OXON HILL, Md. -- Looking out on a ballroom packed with friendly faces, former Alaska Gov. and 2008 Republican vice presidential nominee Sarah Palin closed the 2014 Conservative Political Action Conference Saturday with a 34-minute soliloquy on the state of American politics - including a riff on what has become one of her favorite topics of late: "Duck Dynasty."
Attempting to drive home a point about the "perpetual 'panties-in-a-wad people'" who go after firebrands like her, Palin thrilled the crowd of activist conservatives when she reminded them about the time the media got "their skirts all tangled up over their heads" about the A&E show.

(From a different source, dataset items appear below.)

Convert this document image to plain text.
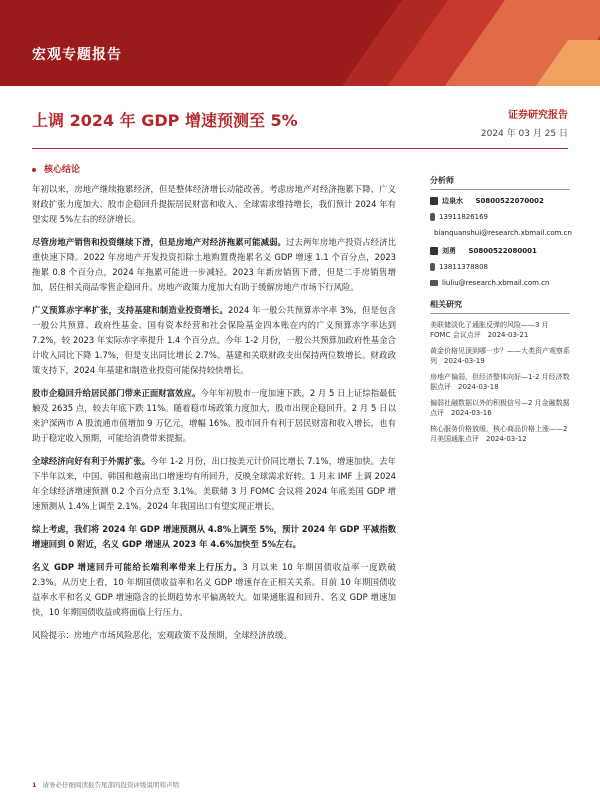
宏观专题报告
上调 2024 年 GDP 增速预测至 5%	证券研究报告
2024 年 03 月 25 日
核心结论

年初以来，房地产继续拖累经济，但是整体经济增长动能改善。考虑房地产对经济拖累下降、广义财政扩张力度加大、股市企稳回升提振居民财富和收入、全球需求维持增长，我们预计 2024 年有望实现 5%左右的经济增长。

尽管房地产销售和投资继续下滑，但是房地产对经济拖累可能减弱。过去两年房地产投资占经济比重快速下降。2022 年房地产开发投资扣除土地购置费拖累名义 GDP 增速 1.1 个百分点，2023 拖累 0.8 个百分点，2024 年拖累可能进一步减轻。2023 年新房销售下滑，但是二手房销售增加，居住相关商品零售企稳回升。房地产政策力度加大有助于缓解房地产市场下行风险。

广义预算赤字率扩张，支持基建和制造业投资增长。2024 年一般公共预算赤字率 3%，但是包含一般公共预算、政府性基金、国有资本经营和社会保险基金四本账在内的广义预算赤字率达到 7.2%，较 2023 年实际赤字率提升 1.4 个百分点。今年 1-2 月份，一般公共预算加政府性基金合计收入同比下降 1.7%，但是支出同比增长 2.7%。基建和关联财政支出保持两位数增长。财政政策支持下，2024 年基建和制造业投资可能保持较快增长。

股市企稳回升给居民部门带来正面财富效应。今年年初股市一度加速下跌，2 月 5 日上证综指最低触及 2635 点，较去年底下跌 11%。随着稳市场政策力度加大，股市出现企稳回升。2 月 5 日以来沪深两市 A 股流通市值增加 9 万亿元，增幅 16%。股市回升有利于居民财富和收入增长，也有助于稳定收入预期，可能给消费带来提振。

全球经济向好有利于外需扩张。今年 1-2 月份，出口按美元计价同比增长 7.1%，增速加快。去年下半年以来，中国、韩国和越南出口增速均有所回升，反映全球需求好转。1 月末 IMF 上调 2024 年全球经济增速预测 0.2 个百分点至 3.1%。美联储 3 月 FOMC 会议将 2024 年底美国 GDP 增速预测从 1.4%上调至 2.1%。2024 年我国出口有望实现正增长。

综上考虑，我们将 2024 年 GDP 增速预测从 4.8%上调至 5%，预计 2024 年 GDP 平减指数增速回到 0 附近，名义 GDP 增速从 2023 年 4.6%加快至 5%左右。

名义 GDP 增速回升可能给长端利率带来上行压力。3 月以来 10 年期国债收益率一度跌破 2.3%。从历史上看，10 年期国债收益率和名义 GDP 增速存在正相关关系。目前 10 年期国债收益率水平和名义 GDP 增速隐含的长期趋势水平偏离较大。如果通胀温和回升、名义 GDP 增速加快，10 年期国债收益或将面临上行压力。

风险提示：房地产市场风险恶化，宏观政策不及预期，全球经济放缓。

分析师
边泉水
S0800522070002
13911826169
bianquanshui@research.xbmail.com.cn
刘勇
S0800522080001
13811378808
liuliu@research.xbmail.com.cn
相关研究
美联储淡化了通胀反弹的风险——3 月 FOMC 会议点评　2024-03-21
黄金价格见顶到哪一步？——大类资产观察系列　2024-03-19
房地产偏弱，但经济整体向好—1-2 月经济数据点评　2024-03-18
偏弱社融数据以外的积极信号—2 月金融数据点评　2024-03-16
核心服务价格放缓，核心商品价格上涨——2 月美国通胀点评　2024-03-12
1 请务必仔细阅读报告尾部的投资评级说明和声明
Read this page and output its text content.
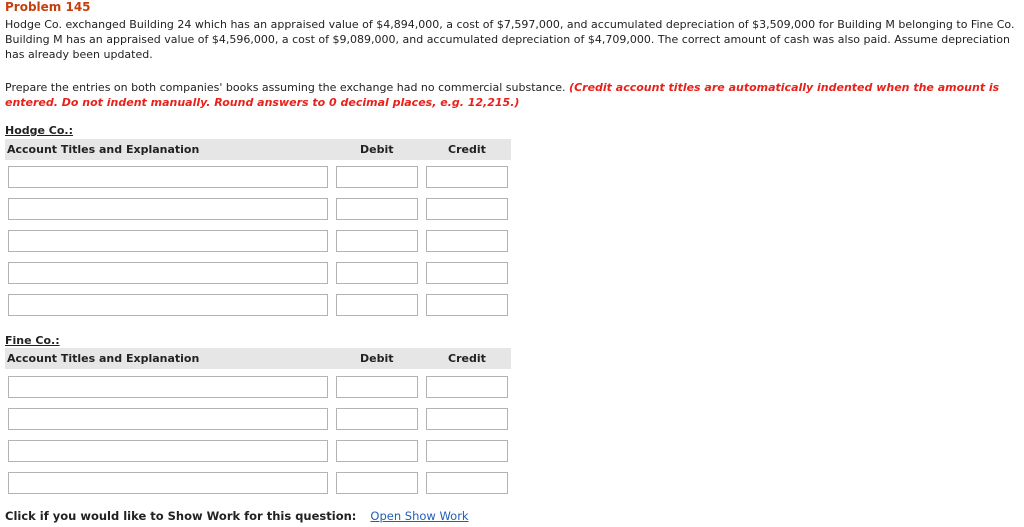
Problem 145
Hodge Co. exchanged Building 24 which has an appraised value of $4,894,000, a cost of $7,597,000, and accumulated depreciation of $3,509,000 for Building M belonging to Fine Co. Building M has an appraised value of $4,596,000, a cost of $9,089,000, and accumulated depreciation of $4,709,000. The correct amount of cash was also paid. Assume depreciation has already been updated.
Prepare the entries on both companies' books assuming the exchange had no commercial substance. (Credit account titles are automatically indented when the amount is entered. Do not indent manually. Round answers to 0 decimal places, e.g. 12,215.)
Hodge Co.:
Account Titles and Explanation	Debit	Credit
Fine Co.:
Account Titles and Explanation	Debit	Credit
Click if you would like to Show Work for this question: Open Show Work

Phil Robertson, the "Duck Dynasty" patriarch, was briefly suspended from the series over controversial remarks he made calling homosexuality a sin and suggesting same-sex rights would pave the way for practices like bestiality.
"Here's Phil, he's talking about faith, with a reporter from GQ - first mistake," Palin commented to laughter. "But in between saying that he loves humanity, he loves all us sinners and - leave it to God to judge - well, he quoted the Bible, and he got colorful in expressing his opinion.
"So what did that brilliant TV network do?" she went on. "They fired him. They canned the devout Christian for expressing his devout Christian views on a television show about his devout Christian family."
But Robertson, as Palin pointed out, was reinstated to the network hit a week later. She credited "people all over America" - not just "the wingers and clingers" - for having "pushed back - and we won."
Palin has faded largely from public view since a somewhat tumultuous fall from grace after her brief stint as John McCain's running mate in 2008.
However, she's long been a sensation with the traditionally hands-off-government CPAC crowd: Last year, she concluded the three-day conference with a Big Gulp in hand to ridicule then-New York Mayor Michael Bloomberg.